Pixelwise gradient gan model (PGGM) for image fusion and gadolinium-free contrast-enhanced MRI (GFCE-MRI) synthesis

Abstract

This thesis explores the transformative potential of integrating Artificial Intelligence (AI), particularly Generative Adversarial Networks (GANs), into Magnetic Resonance Imaging (MRI) to enhance diagnostic imaging for nasopharyngeal cancer (NPC). Amid growing concerns over the safety and accessibility of traditional contrast agents, this research introduces an innovative Pixelwise Gradient GAN Model (PGGM) designed for Virtual Contrast Enhancement (VCE) and image fusion. By leveraging AI, PGGM aims to simulate the effects of gadolinium-based contrast agents, enhancing MRI images without their associated health risks. This approach not only promises to mitigate the adverse effects associated with conventional contrast agents but also to improve the accessibility and quality of MRI imaging, particularly for renal-impaired patients. Image fusion can also be performed using PGGM. By combining the desired features from different image modalities, fused images capturing the desired features of the input images will be produced by PGGMs.

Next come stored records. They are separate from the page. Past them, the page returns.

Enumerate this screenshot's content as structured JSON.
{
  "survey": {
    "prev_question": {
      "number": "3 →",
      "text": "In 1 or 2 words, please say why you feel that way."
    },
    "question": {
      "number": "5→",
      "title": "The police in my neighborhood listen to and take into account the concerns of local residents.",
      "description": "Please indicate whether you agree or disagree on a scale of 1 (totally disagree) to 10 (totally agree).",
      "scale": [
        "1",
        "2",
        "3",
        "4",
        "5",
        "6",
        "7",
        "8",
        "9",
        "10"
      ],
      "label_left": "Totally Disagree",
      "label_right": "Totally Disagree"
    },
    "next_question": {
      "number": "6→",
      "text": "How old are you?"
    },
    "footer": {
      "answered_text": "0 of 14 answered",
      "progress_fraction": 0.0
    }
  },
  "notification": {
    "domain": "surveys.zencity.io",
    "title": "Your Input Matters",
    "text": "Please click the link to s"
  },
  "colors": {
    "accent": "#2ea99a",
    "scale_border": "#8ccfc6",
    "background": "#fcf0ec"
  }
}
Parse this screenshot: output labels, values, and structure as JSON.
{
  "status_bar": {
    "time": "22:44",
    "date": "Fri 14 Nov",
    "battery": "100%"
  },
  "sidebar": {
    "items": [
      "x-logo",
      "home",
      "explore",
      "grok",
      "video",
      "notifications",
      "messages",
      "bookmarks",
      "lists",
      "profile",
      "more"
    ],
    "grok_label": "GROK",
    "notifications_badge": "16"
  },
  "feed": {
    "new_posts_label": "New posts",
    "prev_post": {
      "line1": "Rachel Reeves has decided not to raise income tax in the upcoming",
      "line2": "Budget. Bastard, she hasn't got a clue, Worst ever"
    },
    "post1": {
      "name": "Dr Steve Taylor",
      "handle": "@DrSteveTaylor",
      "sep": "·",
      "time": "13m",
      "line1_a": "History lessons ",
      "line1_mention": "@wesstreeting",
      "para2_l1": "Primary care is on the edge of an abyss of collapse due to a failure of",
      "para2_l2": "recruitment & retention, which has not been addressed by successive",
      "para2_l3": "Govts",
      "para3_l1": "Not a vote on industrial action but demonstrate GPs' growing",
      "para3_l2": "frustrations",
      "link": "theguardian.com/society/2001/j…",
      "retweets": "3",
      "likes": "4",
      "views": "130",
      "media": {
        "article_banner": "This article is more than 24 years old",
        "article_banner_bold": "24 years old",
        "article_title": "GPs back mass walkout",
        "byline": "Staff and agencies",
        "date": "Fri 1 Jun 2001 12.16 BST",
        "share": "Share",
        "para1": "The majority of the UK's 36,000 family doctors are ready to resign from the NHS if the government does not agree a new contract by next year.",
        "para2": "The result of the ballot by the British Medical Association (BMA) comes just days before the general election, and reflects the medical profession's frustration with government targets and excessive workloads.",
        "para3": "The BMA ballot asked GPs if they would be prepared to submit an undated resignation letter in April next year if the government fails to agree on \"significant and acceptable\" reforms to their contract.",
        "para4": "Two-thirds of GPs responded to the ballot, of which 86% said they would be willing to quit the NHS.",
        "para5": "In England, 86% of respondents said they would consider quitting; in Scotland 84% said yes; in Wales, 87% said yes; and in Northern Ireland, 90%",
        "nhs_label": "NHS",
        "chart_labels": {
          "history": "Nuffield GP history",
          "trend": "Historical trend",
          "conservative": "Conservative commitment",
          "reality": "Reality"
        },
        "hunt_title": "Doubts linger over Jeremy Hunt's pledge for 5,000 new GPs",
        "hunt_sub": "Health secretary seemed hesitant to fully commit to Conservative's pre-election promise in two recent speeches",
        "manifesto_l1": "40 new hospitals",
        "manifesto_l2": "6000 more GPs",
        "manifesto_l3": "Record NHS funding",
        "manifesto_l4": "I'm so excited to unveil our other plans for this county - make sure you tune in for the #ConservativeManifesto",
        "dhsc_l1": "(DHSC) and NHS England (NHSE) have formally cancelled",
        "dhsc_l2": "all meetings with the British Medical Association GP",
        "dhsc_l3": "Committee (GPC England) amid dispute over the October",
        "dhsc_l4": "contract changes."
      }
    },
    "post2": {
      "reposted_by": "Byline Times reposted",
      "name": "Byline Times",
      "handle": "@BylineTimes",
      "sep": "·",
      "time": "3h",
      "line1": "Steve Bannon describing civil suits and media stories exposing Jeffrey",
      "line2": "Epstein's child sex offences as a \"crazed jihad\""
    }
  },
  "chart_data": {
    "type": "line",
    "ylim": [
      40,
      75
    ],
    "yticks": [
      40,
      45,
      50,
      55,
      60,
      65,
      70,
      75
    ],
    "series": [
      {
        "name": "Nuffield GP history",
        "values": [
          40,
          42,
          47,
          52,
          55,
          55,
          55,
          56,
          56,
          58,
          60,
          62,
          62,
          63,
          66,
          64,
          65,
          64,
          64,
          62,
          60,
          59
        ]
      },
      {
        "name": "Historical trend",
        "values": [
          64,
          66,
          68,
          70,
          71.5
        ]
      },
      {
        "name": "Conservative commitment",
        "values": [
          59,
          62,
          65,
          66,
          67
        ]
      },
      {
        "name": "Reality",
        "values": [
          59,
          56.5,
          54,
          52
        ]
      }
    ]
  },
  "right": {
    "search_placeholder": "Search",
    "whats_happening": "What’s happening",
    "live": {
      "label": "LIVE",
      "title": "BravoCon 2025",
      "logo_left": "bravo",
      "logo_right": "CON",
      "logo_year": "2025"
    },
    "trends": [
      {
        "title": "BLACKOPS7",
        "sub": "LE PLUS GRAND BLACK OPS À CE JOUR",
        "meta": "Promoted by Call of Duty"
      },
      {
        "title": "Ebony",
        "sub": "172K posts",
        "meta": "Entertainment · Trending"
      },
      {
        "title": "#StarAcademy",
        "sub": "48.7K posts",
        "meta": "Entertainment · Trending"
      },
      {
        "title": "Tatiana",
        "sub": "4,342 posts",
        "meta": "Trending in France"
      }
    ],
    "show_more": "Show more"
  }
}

The thesis details the development and application of PGGM, highlighting its dual utility in enhancing T1-weighted and T2-weighted MRI images. The model architecture incorporates advanced AI techniques, including LSGANs and NSGANs, to address and optimize the contrast and texture representation of MRI scans. Through meticulous hyperparameter tuning and the application of various normalization methods, PGGM demonstrates superior performance in producing high-quality, interpretable MRI images for NPC. Quantitative and qualitative analyses validate PGGM's effectiveness against existing models, showcasing its ability to produce images with enhanced contrast and texture similar to traditional contrast-enhanced scans. The findings suggest that AI-driven techniques, as exemplified by PGGM, could revolutionize MRI by offering safer, more accessible, and accurate diagnostic tools. This research underscores the potential of AI in medical imaging, offering a beacon of hope for enhancing diagnostic accuracy and patient safety. The integration of AI into MRI through PGGM and similar models represents a pivotal shift in diagnostic imaging, paving the way for safer, more efficient, and accessible imaging techniques for NPC and potentially other conditions.